First among unequals
This week saw three more match score gaps filled in. A total of 14,400 VFL/AFL games have now been played and the following combinations appeared for the first time last weekend:
- Gold Coast's 53-point win over Brisbane was the first occasion 134 v 71 has been seen;
- GWS and Melbourne gave us 79 v 47 for the first time;
- and Essendon's 81-point demolition of Carlton on Sunday at the MCG was the inaugural appearance of 138 v 57.
Postcode of the week
Not many would doubt that Melbourne still has a rather large hill to climb before the Demons are going to be a regularly competitive football team and this was reflected in the club's loss to GWS last weekend. The downtrodden Dees kicked 2, 3, 0 and 0 behinds in each of their four quarters and 2300 is the postcode of The Hill.

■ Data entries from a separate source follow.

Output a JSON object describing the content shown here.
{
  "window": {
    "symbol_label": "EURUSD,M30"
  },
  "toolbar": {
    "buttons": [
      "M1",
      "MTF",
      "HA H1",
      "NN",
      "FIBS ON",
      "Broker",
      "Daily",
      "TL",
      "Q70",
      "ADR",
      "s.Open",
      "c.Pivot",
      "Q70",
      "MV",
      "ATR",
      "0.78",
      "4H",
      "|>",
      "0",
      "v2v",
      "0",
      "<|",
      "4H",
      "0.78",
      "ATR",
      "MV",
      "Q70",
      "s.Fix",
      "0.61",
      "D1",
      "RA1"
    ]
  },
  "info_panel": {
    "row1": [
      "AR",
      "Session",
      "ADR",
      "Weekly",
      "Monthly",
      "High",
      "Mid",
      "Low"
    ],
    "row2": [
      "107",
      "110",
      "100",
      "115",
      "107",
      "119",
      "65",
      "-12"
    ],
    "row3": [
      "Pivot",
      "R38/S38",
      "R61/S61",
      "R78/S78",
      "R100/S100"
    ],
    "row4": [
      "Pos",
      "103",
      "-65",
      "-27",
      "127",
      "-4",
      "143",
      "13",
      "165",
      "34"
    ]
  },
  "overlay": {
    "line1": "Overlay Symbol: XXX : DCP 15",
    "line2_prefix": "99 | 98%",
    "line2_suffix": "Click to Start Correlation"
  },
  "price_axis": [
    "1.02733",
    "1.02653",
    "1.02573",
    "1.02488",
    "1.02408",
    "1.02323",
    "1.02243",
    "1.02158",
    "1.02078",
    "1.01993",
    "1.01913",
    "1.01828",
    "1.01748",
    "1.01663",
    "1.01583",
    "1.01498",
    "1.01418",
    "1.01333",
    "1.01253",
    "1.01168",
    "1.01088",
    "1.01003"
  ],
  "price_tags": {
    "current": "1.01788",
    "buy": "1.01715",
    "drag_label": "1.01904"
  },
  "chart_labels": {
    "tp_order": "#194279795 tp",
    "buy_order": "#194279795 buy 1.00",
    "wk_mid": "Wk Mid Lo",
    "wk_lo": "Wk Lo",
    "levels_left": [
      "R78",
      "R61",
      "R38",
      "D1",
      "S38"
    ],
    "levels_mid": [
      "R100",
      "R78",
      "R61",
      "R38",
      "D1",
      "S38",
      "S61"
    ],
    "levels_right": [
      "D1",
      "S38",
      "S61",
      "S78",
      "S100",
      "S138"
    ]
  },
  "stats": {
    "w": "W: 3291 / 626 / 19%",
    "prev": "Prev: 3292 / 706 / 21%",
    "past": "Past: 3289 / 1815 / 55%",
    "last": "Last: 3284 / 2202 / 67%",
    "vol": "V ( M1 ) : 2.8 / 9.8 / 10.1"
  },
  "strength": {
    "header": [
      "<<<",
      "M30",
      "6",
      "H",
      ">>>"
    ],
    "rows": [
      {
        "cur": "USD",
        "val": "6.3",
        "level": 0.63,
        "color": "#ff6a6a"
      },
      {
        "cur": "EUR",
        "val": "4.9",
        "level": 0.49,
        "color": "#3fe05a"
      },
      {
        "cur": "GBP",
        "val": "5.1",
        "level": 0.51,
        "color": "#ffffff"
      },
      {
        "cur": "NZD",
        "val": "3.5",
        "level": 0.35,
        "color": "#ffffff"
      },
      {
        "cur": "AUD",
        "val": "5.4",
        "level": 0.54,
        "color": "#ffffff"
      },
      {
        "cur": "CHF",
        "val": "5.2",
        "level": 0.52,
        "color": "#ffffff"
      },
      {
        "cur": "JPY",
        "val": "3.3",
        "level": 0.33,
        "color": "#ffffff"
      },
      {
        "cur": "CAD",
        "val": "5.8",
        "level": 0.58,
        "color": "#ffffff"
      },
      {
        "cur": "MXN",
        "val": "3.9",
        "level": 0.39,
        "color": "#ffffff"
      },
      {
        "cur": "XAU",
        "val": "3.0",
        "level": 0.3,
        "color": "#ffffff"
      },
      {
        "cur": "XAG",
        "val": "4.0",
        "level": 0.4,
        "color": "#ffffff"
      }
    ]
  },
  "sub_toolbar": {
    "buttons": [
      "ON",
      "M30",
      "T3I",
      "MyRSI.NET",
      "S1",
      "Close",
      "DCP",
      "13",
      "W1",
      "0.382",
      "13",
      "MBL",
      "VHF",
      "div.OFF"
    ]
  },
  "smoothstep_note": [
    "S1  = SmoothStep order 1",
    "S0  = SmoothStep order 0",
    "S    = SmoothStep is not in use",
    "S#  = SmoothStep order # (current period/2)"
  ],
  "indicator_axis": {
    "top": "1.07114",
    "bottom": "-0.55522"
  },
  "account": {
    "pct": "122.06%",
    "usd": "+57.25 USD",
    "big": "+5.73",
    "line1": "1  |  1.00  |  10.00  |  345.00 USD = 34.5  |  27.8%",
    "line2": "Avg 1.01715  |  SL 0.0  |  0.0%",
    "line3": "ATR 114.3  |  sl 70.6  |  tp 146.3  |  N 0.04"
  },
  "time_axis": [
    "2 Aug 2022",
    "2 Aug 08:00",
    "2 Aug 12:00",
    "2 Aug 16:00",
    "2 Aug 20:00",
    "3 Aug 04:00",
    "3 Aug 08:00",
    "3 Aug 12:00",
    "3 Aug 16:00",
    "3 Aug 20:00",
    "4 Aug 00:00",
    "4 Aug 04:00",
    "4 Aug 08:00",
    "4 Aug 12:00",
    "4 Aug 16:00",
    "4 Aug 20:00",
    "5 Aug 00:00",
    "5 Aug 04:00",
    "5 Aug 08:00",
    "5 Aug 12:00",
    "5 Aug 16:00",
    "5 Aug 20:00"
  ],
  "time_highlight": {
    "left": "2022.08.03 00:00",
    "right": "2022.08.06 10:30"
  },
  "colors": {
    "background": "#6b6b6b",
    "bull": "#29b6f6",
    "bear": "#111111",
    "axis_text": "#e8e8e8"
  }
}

Ridiculous footy anagrams of the week
It's been nothing but bad news from West Coast's Mark LeCras on the injury front in the last couple of years. LeCras needed a full knee reconstruction after rupturing his ACL in 2012 and then broke his forearm last year. Last weekend he re-injured the arm and will be out for another four weeks. One would not blame LeCras for being sick and tired of those arm and leg problems, and this is poignantly reflected by the fact that THE EAGLES' MARK LECRAS is an anagram of ARM, LEG CREAK - HE'S STALE.
Meanwhile Mark's teammate the EAGLES' CHRIS MASTEN is also out injured with a hamstring that has stopped working. We're not entirely sure if Masten has a Spanish background but we note that he's an anagram of EL HAMSTRING CEASES.
Micro Noises is Andrew Gigacz's regular, quirky look at all things footy. The name Micro Noises is an anagram of Enrico Misso, who played one game for St Kilda in 1985. He remains the only Enrico and the only Misso to have played footy at the highest level.